In the early 2000s, equalization cheques began to shrink, especially for Quebec. Quebec’s preferred solution was simple: grow the pie, so we will get a larger slice.
This was achieved by amending the equalization formula to include all 10 provinces, including Alberta and its surging oil and gas revenues.
How are we to understand this ad hoc evolution of 50 years of equalization policy? The authors are clear on this:
“(E)xecutive discretion has remained the defining principle for governing equalization in Canada. As a result, equalization is never far away from partisan politics. Federal parties can therefore make competing promises about the program before or after they form the government.
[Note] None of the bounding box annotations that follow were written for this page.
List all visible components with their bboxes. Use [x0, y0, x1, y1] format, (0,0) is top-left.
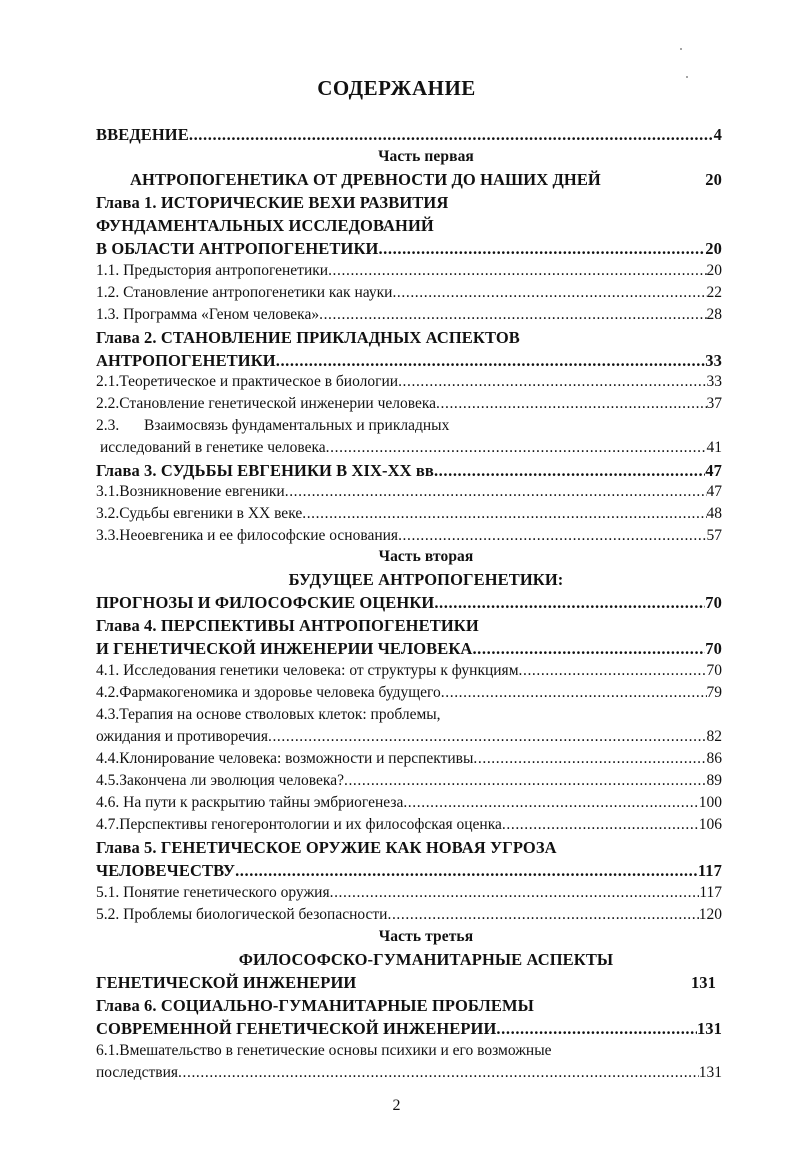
toc-entry-chapter-4: И ГЕНЕТИЧЕСКОЙ ИНЖЕНЕРИИ ЧЕЛОВЕКА ..... 70: [96, 639, 722, 661]
scan-speck: [680, 48, 682, 50]
chapter-heading: Глава 2. СТАНОВЛЕНИЕ ПРИКЛАДНЫХ АСПЕКТОВ: [96, 328, 520, 347]
toc-entry-section: исследований в генетике человека ..... 41: [96, 439, 722, 461]
toc-entry-section: 4.2.Фармакогеномика и здоровье человека будущего ..... 79: [96, 684, 722, 706]
chapter-heading: Глава 4. ПЕРСПЕКТИВЫ АНТРОПОГЕНЕТИКИ: [96, 616, 479, 635]
toc-entry-section: 6.1.Вмешательство в генетические основы психики и его возможные: [96, 1042, 552, 1059]
toc-entry-chapter-6: СОВРЕМЕННОЙ ГЕНЕТИЧЕСКОЙ ИНЖЕНЕРИИ ..... 131: [96, 1019, 722, 1041]
toc-entry-section: 4.3.Терапия на основе стволовых клеток: проблемы,: [96, 706, 441, 723]
page-number: 2: [392, 1097, 401, 1114]
toc-entry-section: 3.2. Судьбы евгеники в XX веке ..... 48: [96, 505, 722, 527]
toc-entry-section: 2.3. Взаимосвязь фундаментальных и прикладных: [96, 417, 450, 434]
toc-entry-section: 4.6. На пути к раскрытию тайны эмбриогенеза ..... 100: [96, 794, 722, 816]
toc-entry-part-2: ПРОГНОЗЫ И ФИЛОСОФСКИЕ ОЦЕНКИ ..... 70: [96, 593, 722, 615]
toc-entry-section: 1.2. Становление антропогенетики как науки ..... 22: [96, 284, 722, 306]
chapter-heading: Глава 6. СОЦИАЛЬНО-ГУМАНИТАРНЫЕ ПРОБЛЕМЫ: [96, 996, 534, 1015]
toc-entry-chapter-2: АНТРОПОГЕНЕТИКИ ..... 33: [96, 351, 722, 373]
part-heading: АНТРОПОГЕНЕТИКА ОТ ДРЕВНОСТИ ДО НАШИХ ДНЕЙ 20: [130, 170, 722, 189]
toc-entry-chapter-3: Глава 3. СУДЬБЫ ЕВГЕНИКИ В XIX-XX вв ..... 47: [96, 461, 722, 483]
part-heading: БУДУЩЕЕ АНТРОПОГЕНЕТИКИ:: [288, 570, 564, 589]
toc-entry-section: 5.2. Проблемы биологической безопасности ..... 120: [96, 906, 722, 928]
scan-speck: [686, 76, 688, 78]
toc-entry-section: 2.2. Становление генетической инженерии человека ..... 37: [96, 395, 722, 417]
toc-entry-section: ожидания и противоречия ..... 82: [96, 728, 722, 750]
toc-entry-section: 5.1. Понятие генетического оружия ..... 117: [96, 884, 722, 906]
toc-entry-section: 4.4.Клонирование человека: возможности и перспективы ..... 86: [96, 750, 722, 772]
toc-entry-section: 3.3. Неоевгеника и ее философские основания ..... 57: [96, 527, 722, 549]
toc-entry-chapter-5: ЧЕЛОВЕЧЕСТВУ ..... 117: [96, 861, 722, 883]
chapter-heading: Глава 5. ГЕНЕТИЧЕСКОЕ ОРУЖИЕ КАК НОВАЯ УГРОЗА: [96, 838, 557, 857]
part-label: Часть первая: [378, 148, 474, 165]
toc-entry-section: 3.1. Возникновение евгеники ..... 47: [96, 483, 722, 505]
toc-entry-part-3: ГЕНЕТИЧЕСКОЙ ИНЖЕНЕРИИ 131: [96, 973, 716, 992]
toc-entry-section: 1.1. Предыстория антропогенетики ..... 20: [96, 262, 722, 284]
toc-entry-section: 4.7.Перспективы геногеронтологии и их философская оценка ..... 106: [96, 816, 722, 838]
chapter-heading: Глава 1. ИСТОРИЧЕСКИЕ ВЕХИ РАЗВИТИЯ: [96, 193, 449, 212]
part-label: Часть вторая: [378, 548, 474, 565]
toc-entry-section: 2.1. Теоретическое и практическое в биологии ..... 33: [96, 373, 722, 395]
part-heading: ФИЛОСОФСКО-ГУМАНИТАРНЫЕ АСПЕКТЫ: [238, 950, 614, 969]
toc-entry-chapter-1: В ОБЛАСТИ АНТРОПОГЕНЕТИКИ ..... 20: [96, 239, 722, 261]
toc-entry-section: 4.5.Закончена ли эволюция человека? ..... 89: [96, 772, 722, 794]
toc-entry-intro: ВВЕДЕНИЕ ..... 4: [96, 125, 722, 147]
chapter-heading: ФУНДАМЕНТАЛЬНЫХ ИССЛЕДОВАНИЙ: [96, 216, 434, 235]
part-label: Часть третья: [378, 928, 474, 945]
page-title: СОДЕРЖАНИЕ: [317, 76, 476, 100]
toc-entry-section: последствия ..... 131: [96, 1064, 722, 1086]
toc-entry-section: 4.1. Исследования генетики человека: от структуры к функциям ..... 70: [96, 662, 722, 684]
toc-entry-section: 1.3. Программа «Геном человека» ..... 28: [96, 306, 722, 328]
“These promises are typically informed by political and electoral considerations, and they elicit similar thinking on the part of provincial politicians who see something to gain by engaging their federal counterparts on equalization.”
The authors get full credit for laying all the cards on the table in the final and concluding chapter:
“Equalization has most likely helped federalists in Quebec make the case against independence. … The economic arguments in favour of Quebec remaining part of Canada have often featured reference, sometimes explicit and other times implicit, to the equalization program as important to the financing of the province’s social programs.”
In 2018-19, equalization payments will rise to a new high of $19 billion. Sixty-two per cent will go to Quebec, while Alberta taxpayers will contribute about $3 billion.
This amount is actually only a portion of approximately $20 billion of net federal transfers out of Alberta this year. Two other federal programs — the Canada Health Transfer and Canada Social Transfer — have a transfer effect. The same is true for federal benefit programs such as employment insurance, Old Age Security and the Canada Pension Plan.
Each year, Albertans collectively pay in much more in that we receive back. Understanding the transfer effects of these other federal programs explains how it is that between 2007 and 2015, Alberta’s net contribution to the federal government was $221 billion, or an average of over $24 billion a year.
I suppose that none of this should really surprise us. For my generation, the Quebec issue has been explicit or implicit in almost every federal election and policy dispute since we reached voting age. From the NEP in the seventies, to patriation, the charter, Meech and Charlottetown in the eighties; from supply management (dairy, eggs and chickens) to aerospace Bombardier; and now blocking pipelines and imposing carbon taxes, there is always a fourth dimension to our federal politics.
This book adds another chapter to that list.